Beaton’s sister, Lady Smiley, exhorted Vickers not to make it ‘one of those gossipy books. There’s so much more.’ He followed her counsel and his biography is both a measured account of Beaton’s myriad achievements as photographer, painter, designer and memoirist and a rounded portrait of his rich and at times rackety life. Thirty-six years on, Vickers has published the diaries written during his research for the book, in which gossip abounds.

Beaton himself was an astute, if waspish, diarist, who offended many by publishing six volumes of diaries in his lifetime. It was said that the Queen Mother failed to send a representative to his memorial service because she took offence at his description of her teeth. Vickers has wisely resisted publication of his own diaries until all the principal figures are dead. He can therefore remark with impunity on the art historian John Richardson’s sadism, Laurence Olivier’s lament for his small penis and Enid Bagnold’s removal of her catheter at the lunch table.

The range of Beaton’s activities may have led him to dilute his talents, but it introduced him to a far wider society than if he’d confined himself to one art form. So, Vickers encounters royalty, including the Queen Mother, whose wartime image Beaton played a large part in crafting. He visits the last of the Bright Young People, whom Beaton photographed in the 1920s, including Stephen Tennant, a portly recluse in his Wiltshire manor, and the Jungman sisters, once beloved by Evelyn Waugh, now fallen on hard times. He enters the world of fashion through the legendary Vogue editor Diana Vreeland, and the dress designer Valentina, drugged but undaunted, who is afforded the most touching portrait in the book.

Vickers becomes a regular guest at aristocratic cocktail and house parties, and at times it is hard to tell the Lauras from the Loelias. He strikes genuine friendships with two of his hostesses. The first is Lady Diana Cooper, once described as ‘the least dumb blonde’, who greets him in bed, having instructed her maid to tell him not to look at her too closely, and whom he subsequently squires around town. The second is the 60-year-old Clarissa Avon, the widow of Anthony Eden, with whom his growing intimacy fuels rumours of an impending marriage.

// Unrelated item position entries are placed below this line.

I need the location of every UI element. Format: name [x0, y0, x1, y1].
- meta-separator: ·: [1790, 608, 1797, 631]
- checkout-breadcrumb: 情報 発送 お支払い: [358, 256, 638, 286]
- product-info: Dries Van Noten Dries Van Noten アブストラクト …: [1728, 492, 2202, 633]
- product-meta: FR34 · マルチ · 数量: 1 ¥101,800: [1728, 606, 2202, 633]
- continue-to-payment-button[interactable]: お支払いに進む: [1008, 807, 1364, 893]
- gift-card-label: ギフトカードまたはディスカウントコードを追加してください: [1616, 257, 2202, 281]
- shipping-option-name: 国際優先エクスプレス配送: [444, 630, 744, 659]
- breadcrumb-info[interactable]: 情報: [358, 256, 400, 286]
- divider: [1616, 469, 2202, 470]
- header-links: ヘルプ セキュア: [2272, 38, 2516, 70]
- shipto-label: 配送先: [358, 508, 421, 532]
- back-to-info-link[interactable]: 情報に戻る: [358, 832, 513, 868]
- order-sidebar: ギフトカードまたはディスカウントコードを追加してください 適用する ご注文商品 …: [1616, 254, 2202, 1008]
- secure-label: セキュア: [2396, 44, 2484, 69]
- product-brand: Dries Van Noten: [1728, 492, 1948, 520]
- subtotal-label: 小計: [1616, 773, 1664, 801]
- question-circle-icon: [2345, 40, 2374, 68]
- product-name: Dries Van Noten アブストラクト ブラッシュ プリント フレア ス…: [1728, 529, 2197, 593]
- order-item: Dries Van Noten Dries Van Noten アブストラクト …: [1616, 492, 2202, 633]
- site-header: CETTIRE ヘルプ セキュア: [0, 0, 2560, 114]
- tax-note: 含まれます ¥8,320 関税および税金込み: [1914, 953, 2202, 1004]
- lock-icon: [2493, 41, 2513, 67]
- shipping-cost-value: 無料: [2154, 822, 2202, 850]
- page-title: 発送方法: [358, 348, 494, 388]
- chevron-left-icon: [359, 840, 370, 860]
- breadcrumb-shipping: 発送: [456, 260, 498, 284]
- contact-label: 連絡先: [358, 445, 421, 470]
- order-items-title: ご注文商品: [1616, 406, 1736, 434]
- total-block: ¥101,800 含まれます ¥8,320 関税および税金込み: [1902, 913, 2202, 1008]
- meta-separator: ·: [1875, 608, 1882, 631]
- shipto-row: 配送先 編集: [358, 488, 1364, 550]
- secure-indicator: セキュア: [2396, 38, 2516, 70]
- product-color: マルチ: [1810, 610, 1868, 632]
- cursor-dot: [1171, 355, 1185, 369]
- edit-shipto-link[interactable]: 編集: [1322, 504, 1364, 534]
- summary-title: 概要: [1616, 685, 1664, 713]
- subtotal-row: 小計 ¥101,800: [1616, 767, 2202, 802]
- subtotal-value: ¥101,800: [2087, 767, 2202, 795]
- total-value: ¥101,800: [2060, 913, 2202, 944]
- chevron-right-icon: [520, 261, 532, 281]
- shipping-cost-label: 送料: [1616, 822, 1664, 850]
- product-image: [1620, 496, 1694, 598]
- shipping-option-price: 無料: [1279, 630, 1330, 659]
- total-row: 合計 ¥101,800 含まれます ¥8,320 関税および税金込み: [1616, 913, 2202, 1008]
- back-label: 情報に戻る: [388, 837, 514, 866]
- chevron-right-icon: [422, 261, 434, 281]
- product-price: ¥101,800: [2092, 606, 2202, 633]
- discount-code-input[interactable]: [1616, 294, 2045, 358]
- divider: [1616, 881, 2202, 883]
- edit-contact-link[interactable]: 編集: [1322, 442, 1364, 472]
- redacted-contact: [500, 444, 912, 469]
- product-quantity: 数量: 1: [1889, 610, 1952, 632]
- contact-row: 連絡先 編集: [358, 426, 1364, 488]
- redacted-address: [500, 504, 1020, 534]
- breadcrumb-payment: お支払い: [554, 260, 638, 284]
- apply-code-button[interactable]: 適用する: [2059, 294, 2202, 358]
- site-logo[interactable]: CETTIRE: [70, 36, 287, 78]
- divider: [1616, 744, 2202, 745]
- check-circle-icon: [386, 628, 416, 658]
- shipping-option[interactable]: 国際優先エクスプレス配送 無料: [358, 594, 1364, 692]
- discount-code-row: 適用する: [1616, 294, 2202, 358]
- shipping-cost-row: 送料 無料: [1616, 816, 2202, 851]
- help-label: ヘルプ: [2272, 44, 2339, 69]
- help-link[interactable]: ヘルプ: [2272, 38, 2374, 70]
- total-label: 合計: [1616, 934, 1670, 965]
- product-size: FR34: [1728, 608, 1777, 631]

The abiding theme of the interviews is Beaton’s love life, and Vickers himself is surprised by the extent of his heterosexual liaisons with, among others, the actresses Coral Browne and Merle Oberon. Prominent among these female lovers was the socialite Doris Castlerosse, who famously declared: ‘There is no such thing as an impotent man, only an incompetent woman.’ She subsequently had an affair with Robert Heber Percy, Lord Berners’s one-time boyfriend, for whom Beaton nursed an unrequited passion. For his birthday, she took him to a brothel in Paris and paid for him

to whip a naked whore to death. He gave a couple of disconsolate taps. Doris then said: ‘I haven’t wasted my money just for this’, and delivered a welt-raising cut.

The diaries are full of such scurrilous stories, graciously told. Despite the title (a nod to Cocteau), there is surprisingly little malice in the book, with even Beaton’s enemies, notable among them the theatrical producer Irene Selznick, preferring to lay their quarrels to rest. Of Beaton’s own malice, the most egregious example is his claim to the young Julie Andrews: ‘You do have the most unphotogenic face I have ever seen.’

Vickers repeatedly marvels at his good fortune in meeting so many luminaries, and the reader also delights in encountering them through his pages. It is not an analytical book, but it offers glimpses into the biographer’s art and the difficulty of weighing up contradictory evidence, in particular regarding Beaton’s reputed affair with Garbo, who, true to her legend, eludes Vickers. Some observers, such as the photographer Irving Penn, maintained that theirs was ‘a troubled brother and sister relationship’, while others, including Beaton’s close friend Truman Capote, insisted that they were lovers.

Chips Channon, who knew whereof he spoke, once asked: ‘What can be more dull than a discreet diary?’ Vickers’s diaries bristle with judicious indiscretion. Beaton himself was one of the finest 20th-century diarists. It is no small compliment to say that the biographer is here the equal of his subject.